Tu comprends que je n’ai pas à te décrire les rares entrevues que j’ai avec ma fiancée. En Orient, les femmes vivent ensemble et les hommes ensemble, à moins de cas particuliers. Seulement, cette aimable personne m’a donné une tulipe rouge et a planté dans le jardin un petit acacia qui doit croître avec nos amours. C’est un usage du pays.

Et maintenant j’étudie pour arriver à la dignité de réfik (compagnon), où j’espère atteindre dans peu. Le mariage est fixé pour cette époque.




Je fais de temps en temps une excursion à Balbek. J’y ai rencontré, chez l’évêque maronite, le père Planchet, qui se trouvait en tournée. Il n’a pas trop blâmé ma résolution, mais il m’a dit que mon mariage… n’en serait pas un. Élevé dans des idées philosophiques, je me préoccupe fort peu de cette opinion d’un jésuite. Pourtant n’y aurait-il pas moyen d’amener dans le Liban la mode des mariages mixtes ? — J’y réfléchirai.

  1. Les missionnaires anglais appuient beaucoup sur cette circonstance pour établir parmi les Druses l’influence de leur pays.

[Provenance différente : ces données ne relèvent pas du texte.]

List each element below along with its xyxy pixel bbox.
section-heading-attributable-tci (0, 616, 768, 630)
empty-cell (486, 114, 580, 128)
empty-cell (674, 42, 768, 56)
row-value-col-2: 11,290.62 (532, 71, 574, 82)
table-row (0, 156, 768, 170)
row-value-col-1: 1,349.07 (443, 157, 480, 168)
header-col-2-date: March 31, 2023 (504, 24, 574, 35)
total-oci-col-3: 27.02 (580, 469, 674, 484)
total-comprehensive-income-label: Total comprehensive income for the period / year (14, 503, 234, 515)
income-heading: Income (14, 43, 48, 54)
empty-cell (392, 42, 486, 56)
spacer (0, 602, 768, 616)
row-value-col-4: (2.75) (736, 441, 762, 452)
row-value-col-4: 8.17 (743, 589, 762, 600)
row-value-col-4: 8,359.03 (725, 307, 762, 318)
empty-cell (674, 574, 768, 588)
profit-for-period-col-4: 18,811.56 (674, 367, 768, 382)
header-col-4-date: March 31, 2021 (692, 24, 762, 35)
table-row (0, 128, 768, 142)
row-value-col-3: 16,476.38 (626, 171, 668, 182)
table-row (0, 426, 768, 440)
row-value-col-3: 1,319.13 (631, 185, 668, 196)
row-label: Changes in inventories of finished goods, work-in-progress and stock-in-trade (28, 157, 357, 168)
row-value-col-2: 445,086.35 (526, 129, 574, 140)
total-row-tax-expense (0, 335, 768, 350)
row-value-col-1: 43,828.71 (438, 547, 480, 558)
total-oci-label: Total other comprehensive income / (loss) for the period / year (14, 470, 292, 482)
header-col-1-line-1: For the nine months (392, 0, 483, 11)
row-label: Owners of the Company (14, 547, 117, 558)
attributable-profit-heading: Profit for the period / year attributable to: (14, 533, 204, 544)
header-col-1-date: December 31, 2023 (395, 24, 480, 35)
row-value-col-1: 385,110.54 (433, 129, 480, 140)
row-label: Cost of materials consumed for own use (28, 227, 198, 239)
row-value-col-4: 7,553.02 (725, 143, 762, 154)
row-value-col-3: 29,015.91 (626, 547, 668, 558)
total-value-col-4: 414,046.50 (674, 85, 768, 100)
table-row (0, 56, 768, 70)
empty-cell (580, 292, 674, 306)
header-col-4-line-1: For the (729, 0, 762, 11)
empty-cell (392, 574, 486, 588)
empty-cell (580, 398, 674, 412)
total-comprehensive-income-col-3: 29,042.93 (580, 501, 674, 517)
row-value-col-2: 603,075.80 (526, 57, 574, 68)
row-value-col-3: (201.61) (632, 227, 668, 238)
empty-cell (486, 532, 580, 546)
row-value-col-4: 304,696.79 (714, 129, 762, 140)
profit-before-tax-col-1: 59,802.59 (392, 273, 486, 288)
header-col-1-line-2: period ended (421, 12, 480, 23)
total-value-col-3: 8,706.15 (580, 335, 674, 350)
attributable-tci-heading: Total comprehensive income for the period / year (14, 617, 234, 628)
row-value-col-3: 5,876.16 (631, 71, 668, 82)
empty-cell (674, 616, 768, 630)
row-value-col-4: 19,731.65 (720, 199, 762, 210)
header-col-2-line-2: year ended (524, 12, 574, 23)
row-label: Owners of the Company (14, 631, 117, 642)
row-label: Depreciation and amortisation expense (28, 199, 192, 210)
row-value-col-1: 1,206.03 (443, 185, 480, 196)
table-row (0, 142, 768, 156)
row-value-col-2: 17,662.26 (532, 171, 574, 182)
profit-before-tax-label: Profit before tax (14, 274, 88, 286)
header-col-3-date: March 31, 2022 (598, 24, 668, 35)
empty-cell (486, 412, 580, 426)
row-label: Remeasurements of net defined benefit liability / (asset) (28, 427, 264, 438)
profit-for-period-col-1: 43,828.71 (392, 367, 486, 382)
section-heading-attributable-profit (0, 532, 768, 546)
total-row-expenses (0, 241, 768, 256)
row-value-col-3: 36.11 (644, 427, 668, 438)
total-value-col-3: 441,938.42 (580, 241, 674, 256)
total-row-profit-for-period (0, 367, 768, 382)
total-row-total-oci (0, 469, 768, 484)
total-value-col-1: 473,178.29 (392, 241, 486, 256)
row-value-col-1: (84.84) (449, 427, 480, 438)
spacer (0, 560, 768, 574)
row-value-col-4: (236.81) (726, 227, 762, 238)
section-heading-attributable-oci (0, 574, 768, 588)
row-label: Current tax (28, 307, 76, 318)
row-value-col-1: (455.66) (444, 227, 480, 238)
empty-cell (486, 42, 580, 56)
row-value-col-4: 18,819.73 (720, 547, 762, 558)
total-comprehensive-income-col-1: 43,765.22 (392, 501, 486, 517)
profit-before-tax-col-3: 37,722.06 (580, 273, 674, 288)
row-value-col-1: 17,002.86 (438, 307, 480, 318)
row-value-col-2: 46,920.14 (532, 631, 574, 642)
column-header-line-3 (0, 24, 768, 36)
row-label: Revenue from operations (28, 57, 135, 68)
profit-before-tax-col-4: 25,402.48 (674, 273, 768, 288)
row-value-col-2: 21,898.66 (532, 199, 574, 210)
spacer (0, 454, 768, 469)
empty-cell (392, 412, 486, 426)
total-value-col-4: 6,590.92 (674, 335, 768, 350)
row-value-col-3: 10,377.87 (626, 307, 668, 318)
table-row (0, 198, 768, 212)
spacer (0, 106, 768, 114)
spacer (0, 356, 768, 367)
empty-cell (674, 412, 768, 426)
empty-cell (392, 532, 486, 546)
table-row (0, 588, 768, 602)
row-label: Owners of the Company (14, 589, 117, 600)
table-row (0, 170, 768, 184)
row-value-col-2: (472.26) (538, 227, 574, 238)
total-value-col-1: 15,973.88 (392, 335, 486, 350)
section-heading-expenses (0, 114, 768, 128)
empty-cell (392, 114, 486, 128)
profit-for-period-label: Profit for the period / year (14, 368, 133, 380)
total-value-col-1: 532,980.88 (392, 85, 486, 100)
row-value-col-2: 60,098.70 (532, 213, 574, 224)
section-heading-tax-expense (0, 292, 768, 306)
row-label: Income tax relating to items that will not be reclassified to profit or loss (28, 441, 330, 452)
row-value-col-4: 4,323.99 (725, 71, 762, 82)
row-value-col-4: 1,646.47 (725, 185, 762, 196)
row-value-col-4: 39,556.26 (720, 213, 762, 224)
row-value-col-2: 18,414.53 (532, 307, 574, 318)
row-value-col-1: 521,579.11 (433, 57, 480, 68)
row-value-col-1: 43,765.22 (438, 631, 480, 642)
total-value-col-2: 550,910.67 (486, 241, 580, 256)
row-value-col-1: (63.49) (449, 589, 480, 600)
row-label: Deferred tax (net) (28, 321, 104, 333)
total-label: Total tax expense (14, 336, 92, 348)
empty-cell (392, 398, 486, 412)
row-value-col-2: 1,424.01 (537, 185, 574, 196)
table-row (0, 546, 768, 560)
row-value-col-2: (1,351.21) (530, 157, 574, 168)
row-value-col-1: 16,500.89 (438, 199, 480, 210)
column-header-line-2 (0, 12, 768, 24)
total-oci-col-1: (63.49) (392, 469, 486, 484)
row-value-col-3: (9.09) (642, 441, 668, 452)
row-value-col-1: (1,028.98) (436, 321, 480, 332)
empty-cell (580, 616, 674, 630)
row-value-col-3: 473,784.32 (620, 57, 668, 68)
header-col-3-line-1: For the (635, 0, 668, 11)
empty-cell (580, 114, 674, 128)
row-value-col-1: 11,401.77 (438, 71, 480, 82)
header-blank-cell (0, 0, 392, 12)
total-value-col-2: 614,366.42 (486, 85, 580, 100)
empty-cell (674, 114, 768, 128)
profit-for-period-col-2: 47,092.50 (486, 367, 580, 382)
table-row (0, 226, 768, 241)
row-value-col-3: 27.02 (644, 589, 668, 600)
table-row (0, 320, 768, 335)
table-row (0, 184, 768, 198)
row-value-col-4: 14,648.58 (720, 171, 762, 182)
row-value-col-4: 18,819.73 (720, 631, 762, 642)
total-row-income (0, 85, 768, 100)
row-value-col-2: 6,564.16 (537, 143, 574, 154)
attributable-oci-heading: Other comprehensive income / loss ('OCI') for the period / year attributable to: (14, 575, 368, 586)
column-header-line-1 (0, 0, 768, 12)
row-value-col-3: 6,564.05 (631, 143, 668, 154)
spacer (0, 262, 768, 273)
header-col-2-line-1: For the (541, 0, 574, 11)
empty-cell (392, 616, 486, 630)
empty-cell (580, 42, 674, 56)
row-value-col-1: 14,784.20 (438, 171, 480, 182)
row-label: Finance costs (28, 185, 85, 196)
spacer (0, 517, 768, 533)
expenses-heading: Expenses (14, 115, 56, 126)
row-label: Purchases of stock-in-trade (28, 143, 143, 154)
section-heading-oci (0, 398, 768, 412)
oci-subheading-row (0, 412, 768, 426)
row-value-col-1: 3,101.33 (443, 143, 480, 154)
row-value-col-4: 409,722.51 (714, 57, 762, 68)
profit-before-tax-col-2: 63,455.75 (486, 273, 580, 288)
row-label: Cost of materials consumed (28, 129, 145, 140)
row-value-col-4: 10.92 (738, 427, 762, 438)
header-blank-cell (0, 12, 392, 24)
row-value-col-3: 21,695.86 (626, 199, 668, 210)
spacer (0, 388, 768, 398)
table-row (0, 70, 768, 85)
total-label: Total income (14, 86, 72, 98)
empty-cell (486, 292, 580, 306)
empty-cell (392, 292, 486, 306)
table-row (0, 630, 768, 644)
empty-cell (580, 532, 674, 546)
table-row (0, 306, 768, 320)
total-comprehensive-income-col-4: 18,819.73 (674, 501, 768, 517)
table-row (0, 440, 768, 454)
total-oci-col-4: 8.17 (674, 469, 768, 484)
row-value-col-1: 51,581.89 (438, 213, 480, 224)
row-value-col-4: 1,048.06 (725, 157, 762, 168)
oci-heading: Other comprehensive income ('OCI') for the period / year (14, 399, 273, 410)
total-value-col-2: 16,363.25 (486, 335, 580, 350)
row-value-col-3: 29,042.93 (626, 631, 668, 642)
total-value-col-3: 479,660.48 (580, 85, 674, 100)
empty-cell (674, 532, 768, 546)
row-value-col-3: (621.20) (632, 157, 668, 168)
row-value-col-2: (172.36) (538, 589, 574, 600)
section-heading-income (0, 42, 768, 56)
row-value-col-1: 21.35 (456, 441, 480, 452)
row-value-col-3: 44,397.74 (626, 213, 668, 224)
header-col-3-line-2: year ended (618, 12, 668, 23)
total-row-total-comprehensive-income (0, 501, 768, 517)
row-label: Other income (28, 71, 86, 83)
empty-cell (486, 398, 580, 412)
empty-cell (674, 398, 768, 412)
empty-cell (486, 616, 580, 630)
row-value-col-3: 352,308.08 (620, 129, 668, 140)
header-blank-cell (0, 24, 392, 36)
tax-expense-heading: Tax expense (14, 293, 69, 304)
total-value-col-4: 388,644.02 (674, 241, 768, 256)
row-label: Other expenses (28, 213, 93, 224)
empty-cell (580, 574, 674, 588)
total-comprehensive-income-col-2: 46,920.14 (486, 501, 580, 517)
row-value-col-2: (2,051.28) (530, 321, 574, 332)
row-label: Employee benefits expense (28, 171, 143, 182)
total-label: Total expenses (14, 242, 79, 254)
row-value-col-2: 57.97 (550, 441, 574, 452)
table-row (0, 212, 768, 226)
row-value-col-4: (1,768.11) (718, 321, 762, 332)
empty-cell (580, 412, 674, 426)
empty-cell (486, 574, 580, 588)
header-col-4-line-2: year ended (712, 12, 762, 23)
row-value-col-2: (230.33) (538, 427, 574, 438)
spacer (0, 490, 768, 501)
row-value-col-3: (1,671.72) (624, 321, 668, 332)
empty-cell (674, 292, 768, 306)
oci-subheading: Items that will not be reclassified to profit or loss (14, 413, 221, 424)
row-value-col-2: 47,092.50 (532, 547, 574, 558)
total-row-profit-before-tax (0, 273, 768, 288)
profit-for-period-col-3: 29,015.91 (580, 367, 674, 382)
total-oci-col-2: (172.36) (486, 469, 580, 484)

Ils leur font croire que le rite écossais est particulier à l’Angleterre. On peut s’assurer que la maçonnerie française a la première compris ces rapports, puisqu’elle fonda à l’époque de la Révolution les loges des Druses réunis, des Commandeurs du Liban, etc.
  2. Si frivoles que soient ces pages, elles contiennent une donnée vraie. On peut se rappeler la pétition collective que les Druses et les Maronites ont adressée récemment à la chambre des députes.